Scripture:
Markus 3:1-6
A.
PENDAHULUAN
Kehadiran Tuhan Yesus telah
menyedot perhatian begitu banyak orang, mulai dari kalangan masyarakat biasa sampai
kepada para pemimpin-pemimpin. Ada yang memiliki motivasi yang baik, namun ada
juga dengan motivasi yang tidak baik karena takut dengan persaingan.
Pada waktu Tuhan Yesus
masuk ke rumah ibadah pada hari sabbat, Ia menjumpai seorang yang sedang stroke,
dan Ia harus bertindak melakukan kebajikan, yaitu menyembuhkan orang itu. Di
lain pihak ternyata ada orang-orang Farisi yang sedang mengamat-amati dia,
kalau-kalau Ia menyembuhkan orang itu, dengan maksud untuk mencari-cari
kesalahan; “Mereka mengamat-amati Yesus,
kalau-kalau Ia menyembuhkan orang itu pada hari Sabat, supaya mereka dapat
mempersalahkan Dia.” (Ay. 2).
Orang-orang Farisi berusaha
untuk menaati peraturan-peraturan keagamaan tetapi lupa yang lebih penting dari
itu adalah berbuat kebajikan. Ketika Tuhan Yesus memprioritaskan kebajikan
lebih utama tanpa mengabaikan peraturan, orang-orang Farisi itu memprioritaskan
peraturan dan mengabaikan kebajikan.
Dalam pandangan Tuhan
Yesus, yang lebih utama adalah berbuat baik pada hari Sabbat (Ay. 4), tanpa
mengabaikan peraturan itu. Penjelasan Tuhan Yesus jelas di dalam Lukas 2:27-28,
“Lalu kata Yesus kepada mereka:
"Hari Sabat diadakan untuk manusia dan bukan manusia untuk hari Sabat,
jadi Anak Manusia adalah juga Tuhan atas hari Sabat.”
Jelas bahwa orang-orang
Farisi itu tahu berbuat baik, yaitu menolong orang yang lemah, tetapi tidak
melakukannya, mereka mencoba berlindung di balik peraturan dan mengabaikan
kebajikan. Menurut pemahaman orang-orang Farisi, berbuat baikpun tidak
diperbolehkan pada hari Sabbat, sehingga Tuhan Yesus memandang mereka sebagai
orang keras kepala atau degil (Ay. 5). Yakabus berkata bahwa; “Jadi jika seorang tahu bagaimana ia harus
berbuat baik, tetapi ia tidak melakukannya, ia berdosa” (Yak. 5:17).
Apa yang dilakukan oleh
orang-orang Farisi pada hari sabbat bukanlah ibadah, karena mereka gagal paham
tentang kehendak Tuhan, berbuat baik untuk sesama pada hari Sabbat (Bdk. 1 Yoh.

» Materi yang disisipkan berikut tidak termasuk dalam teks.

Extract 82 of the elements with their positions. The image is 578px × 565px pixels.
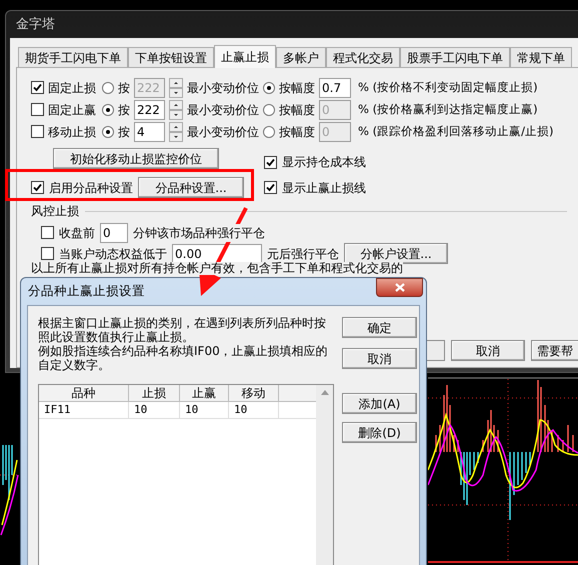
radio-button[interactable] [102,82,114,94]
checkbox[interactable] [31,125,44,138]
spinner-icon[interactable] [169,122,183,142]
hint-text: % (按价格不利变动固定幅度止损) [358,78,538,96]
checkbox[interactable] [41,226,54,239]
signal-line [1,460,18,526]
checkbox-label: 固定止赢 [48,102,97,118]
group-title: 风控止损 [31,203,79,220]
unit-label: 最小变动价位 [187,80,259,96]
checkbox-label: 当账户动态权益低于 [59,246,167,262]
radio-button[interactable] [263,104,275,116]
per-symbol-settings-button[interactable]: 分品种设置... [138,177,244,198]
checkbox-label: 显示持仓成本线 [282,154,366,171]
init-monitor-button[interactable]: 初始化移动止损监控价位 [53,148,219,169]
table-cell: IF11 [39,402,129,418]
tab[interactable]: 常规下单 [510,47,572,67]
suffix-label: 元后强行平仓 [267,246,339,262]
tab[interactable]: 止赢止损 [214,45,276,68]
checkbox[interactable] [264,156,277,168]
checkbox[interactable] [31,181,44,194]
number-field[interactable]: 0 [100,222,128,242]
checkbox[interactable] [31,81,44,94]
close-button[interactable] [376,278,423,297]
negative-bars [460,451,531,521]
radio-button[interactable] [102,104,114,116]
radio-label: 按幅度 [279,102,315,118]
tab[interactable]: 下单按钮设置 [128,47,214,67]
column-header[interactable]: 移动 [229,385,279,402]
column-header[interactable]: 止损 [129,385,180,402]
tab[interactable]: 期货手工闪电下单 [18,47,128,67]
checkbox-label: 移动止损 [48,124,97,140]
number-field[interactable]: 4 [134,122,165,142]
number-field[interactable]: 0.7 [319,78,351,98]
suffix-label: 分钟该市场品种强行平仓 [133,224,265,242]
hint-text: % (跟踪价格盈利回落移动止赢/止损) [358,122,554,140]
description-text: 根据主窗口止赢止损的类别，在遇到列表所列品种时按照此设置数值执行止赢止损。 [38,316,327,344]
window-button[interactable]: 取消 [451,340,525,361]
table-cell: 10 [180,402,229,418]
histogram-bars [2,445,13,501]
table-cell: 10 [129,402,180,418]
radio-button[interactable] [263,82,275,94]
radio-button[interactable] [263,126,275,138]
description-text: 例如股指连续合约品种名称填IF00，止赢止损填相应的自定义数字。 [38,344,329,372]
scrollbar[interactable] [316,385,333,565]
dialog-title: 分品种止赢止损设置 [28,282,145,300]
radio-label: 按 [118,124,130,140]
dialog-button[interactable]: 确定 [342,317,417,338]
checkbox-label: 固定止损 [48,80,97,96]
tab[interactable]: 多帐户 [276,47,326,67]
footnote-text: 以上所有止赢止损对所有持仓帐户有效，包含手工下单和程式化交易的 [31,262,403,275]
header-filler [279,385,316,402]
radio-label: 按幅度 [279,124,315,140]
dialog-button[interactable]: 取消 [342,348,417,369]
unit-label: 最小变动价位 [187,102,259,118]
radio-label: 按 [118,80,130,96]
dialog-button[interactable]: 添加(A) [342,393,417,414]
spinner-icon[interactable] [169,78,183,98]
checkbox-label: 收盘前 [59,224,95,242]
table-cell: 10 [229,402,279,418]
radio-label: 按 [118,102,130,118]
radio-button[interactable] [102,126,114,138]
up-arrow-icon [320,390,328,395]
hint-text: % (按价格赢利到达指定幅度止赢) [358,100,538,118]
checkbox-label: 显示止赢止损线 [282,180,366,196]
column-header[interactable]: 止赢 [180,385,229,402]
average-line [0,474,19,536]
checkbox[interactable] [264,181,277,194]
number-field[interactable]: 0.00 [172,244,262,264]
close-icon [394,283,404,292]
spinner-icon[interactable] [169,100,183,120]
unit-label: 最小变动价位 [187,124,259,140]
dialog-button[interactable]: 删除(D) [342,422,417,443]
tab[interactable]: 程式化交易 [326,47,400,67]
window-title: 金字塔 [16,16,55,34]
number-field[interactable]: 222 [134,100,165,120]
column-header[interactable]: 品种 [39,385,129,402]
checkbox-label: 启用分品种设置 [49,180,133,196]
checkbox[interactable] [31,103,44,116]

4:20). Orang-orang Farisi mencoba mencari-cari kesalahan dalam kebajiban.
Dari
caranya, kita dapat melihat apa motivasi orang-orang Fasiri itu. Mereka tidak
beribadah pada hari Sabbat, tetapi mengabaikan kehendak Tuhan, kebajikan
dipandang sebagai pelanggaran. Mereka takut kehilangan popularitas sehingga
bersepakat untuk membunuh Tuhan Yesus (Ay. 6).
B.
IDE POKOK
Berdasarkan
sikap orang-orang Farisi itu kita akan melihat beberapa hal yang bertentangan
dengan kehendak Tuhan, yang menyebabkan mereka mencari-cari kesalahan dalam
kebajikan:
1.
Menempatkan
Peraturan yang Utama, tetapi mengabaikan kebajikan yang prioritas.
Menaati setiap peraturan yang
ada adalah bentuk ketaatan dan kepatuhan seseorang, tetapi sering sekali
peraturan yang dibuat manusia itu membelenggu manusia untuk berbuat kebajikan
yang prioritas. Peraturan itu penting dan memang harus ada, tetapi tidak boleh
kita sebagai orang yang munafik, mencoba menerapkan peraturan tanpa cacat,
tetapi lupa bahwa ada sesuatu yang lebih penting dan utama yang harus menjadi
prioritas.
Andai saja Tuhan Yesus menunda
berbuat kebajikan kepada orang Stroke itu sampai hari berikutnya setelah
Sabbat, bisa jadi akan meimbulkan keadaan yang lebih buruk lagi terhadap orang
tersebut bahkan kematian. Tuhan Yesus segera memanggil orang stroke untuk
sekaligus menjadi pelajaran kepada orang-orang Farisi bahwa, yang periritas
adalah kebajikan bukan peraturan (Ay. 3-4).
Peraturan itu penting, untuk
menata kehidupan yang lebih baik, tetapi jika ada sesuatu yang baik yang harus
segera dilakukan, tidak harus menunggu peraturan atau minta persetujuan.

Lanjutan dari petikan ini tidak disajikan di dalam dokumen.